Who would have thought that the greatest piece of parenting advice would come from the never-respected Rodney Dangerfield: “The best thing about kids…is making them.” I may not remember when I made mine, but since he was born, fatherhood has been one of the biggest challenges I’ve ever faced—but one that brings me joy.
When my son was born, his cries were like gale-force winds tearing through our apartment, his squirms like a baby octopus trying to slip out of a straightjacket—damn you, burrito-style swaddle! And because human beings are born with a hierarchy of attachment, his mother was style No. 1 and I was a distant No. 2, cleaning up his number two.
There were plenty of times I paced the floor holding my infant son, wondering if something was wrong with him, resorting to tactics that worked for my wife but somehow failed me. I went so far as to record her voice singing his favorite lullaby: Kenny Rogers’ “The Gambler.”
My feelings of ineptitude gave way to despair, then anger. But knowing when to fold ’em isn’t an option for a dad. Instead, I had to double-down and rethink my role as a nurturer and open up to emotional vulnerability and discomfort—his and mine.
Understand the struggle
Between the ages of 18 months and 3 years old, toddlers are like mini MMA fighters. They hit, kick, and push their way through situations that obstruct their needs and wants.
Instead of meeting this seemingly aggressive but absolutely normal behavior with forced apologies, empty threats, or, worse, physical punishment, try to grasp the emotional needs that are driving this behavior and you’ll create positive conditions that will help your child thrive at every age and stage.
This can be tough because, according to child psychologist Laura Markham, Ph.D., author of Peaceful Parents, Happy Kids and founder of the lifesaving website Aha! Parenting, dads tend to shut down their emotions. “They’re often scared by feelings because they don’t know if they can calm them.”
Her mission: coaching fathers to tolerate these feelings. “You say to your child, ‘You wish Mom were here? I miss her, too. But I’m here. I’m your dad. I’m going to care for you because that’s what daddies do. Cry as much as you want; show me how upset you are. I’ve got this. I’ve got you. You’re OK.’ ”
And in situations where your toddler grabs, pushes, or doesn’t use words, it’s important to understand “that young children have limitations in self-regulation and in reasoning,” Markham says.
If you, as a father-nurturer, meet your kid’s needs with empathy and understand the developmental stages he or she will go through from the get-go, you’ll be impacting this father–child relationship for a lifetime.
Understanding your child’s development will foster building a lifetime bond of his feeling comfortable coming to you for advice and help.
Be the hero, not the villain
Understanding a child’s limitations doesn’t give that child a free pass to behave in ways that can hurt another child, but it does give us insight into how to coach kids through social challenges and set limits that foster greater cooperation in the long run.
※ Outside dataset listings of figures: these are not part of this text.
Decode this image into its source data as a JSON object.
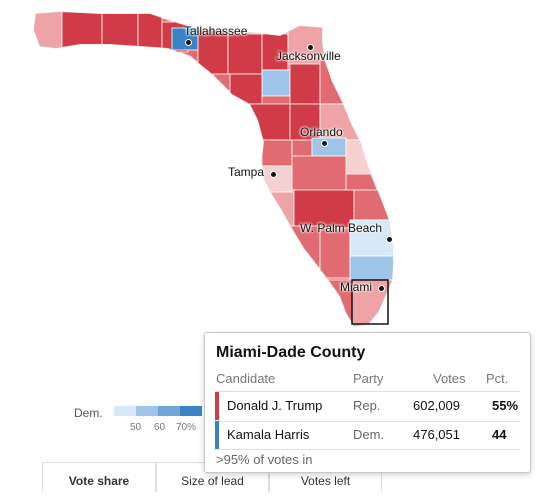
{
  "map": {
    "state": "Florida",
    "colors": {
      "rep_strong": "#d03b47",
      "rep_mid": "#e06b72",
      "rep_light": "#eea3a6",
      "rep_faint": "#f6cfd0",
      "dem_light": "#d7e8f6",
      "dem_mid": "#9ec5e8",
      "dem_strong": "#3b82c4",
      "boundary": "#ffffff",
      "highlight": "#121212"
    },
    "cities": [
      {
        "name": "Tallahassee"
      },
      {
        "name": "Jacksonville"
      },
      {
        "name": "Orlando"
      },
      {
        "name": "Tampa"
      },
      {
        "name": "W. Palm Beach"
      },
      {
        "name": "Miami"
      }
    ],
    "highlighted_county": "Miami-Dade County"
  },
  "legend": {
    "dem_label": "Dem.",
    "ticks": [
      "50",
      "60",
      "70%"
    ],
    "swatch_colors": [
      "#d7e8f6",
      "#9ec5e8",
      "#6fa6d8",
      "#3b82c4",
      "#2166ac"
    ]
  },
  "tabs": [
    {
      "label": "Vote share",
      "active": true
    },
    {
      "label": "Size of lead",
      "active": false
    },
    {
      "label": "Votes left",
      "active": false
    }
  ],
  "tooltip": {
    "title": "Miami-Dade County",
    "headers": {
      "candidate": "Candidate",
      "party": "Party",
      "votes": "Votes",
      "pct": "Pct."
    },
    "rows": [
      {
        "candidate": "Donald J. Trump",
        "party": "Rep.",
        "votes": "602,009",
        "pct": "55%",
        "color": "#d03b47",
        "winner": true
      },
      {
        "candidate": "Kamala Harris",
        "party": "Dem.",
        "votes": "476,051",
        "pct": "44",
        "color": "#3b82c4",
        "winner": false
      }
    ],
    "footer": ">95% of votes in"
  }
}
Taking on the role of an authoritarian and enforcer rather than our child’s champion erodes that relationship. Ultimately, Markham points out, “you are your child’s protector, and your child doesn’t deserve to be shamed.” This includes actions like punishing a child on the playground (for example, the poor use of time-outs) for the sake of satisfying other parents’ expectations.
“It’s often hard to get a strong-willed child into a time-out without a power struggle. The cost to your relationship is so huge. That’s when you find kids acting out over and over again.”
We’ve all heard the term “acting out”—when repressed emotions bust through and manifest in undesirable behavior. But here’s the kicker: Kids stop acting out only if their underlying feelings are validated. During a time-out, Markham says, a child isn’t befriending those feelings and learning to manage them. Instead, she suggests, engaging your son or daughter in physical play before heading off to the playground to release tension through laughter, which increases endorphins that trigger positive feelings in the body.
The kind of rough-and-tumble play that dads typically engage in has long-term benefits. In his comprehensive report, Fathering and Mothering with Boys and Girls—the Example of Fathers’ Physical Play, researcher Richard Fletcher states physical play lets boys “manage aggressive impulses,” as opposed to “being punished for transgressions” because “the father provides safety for his son to explore his physical power.” This benefits girls too, as physical play helps them become more active and can influence their self-image.
The power of nuturing
My son’s now a whip-smart 5-year-old who loves Star Wars, leaping from the highest point of the playground and building with Legos. Sure, he looks to me for wrestling and roughhousing, but I know that the foundation of our relationship rests on his confidence that he can come to me for comfort.
Interestingly, this also impacts my relationship with my wife.
“A protector isn’t just fierce, he’s also nurturing,” says Markham. “When a woman sees that in a man, that’s who she wants to father her children. Every woman who watches a man nurturing a child says, ‘Oh, that’s a man I want to be with.’”
Conceiving my son was probably fun, but it’s the countless memories I’ve made with him, by forging a relationship since birth, that I cherish the most.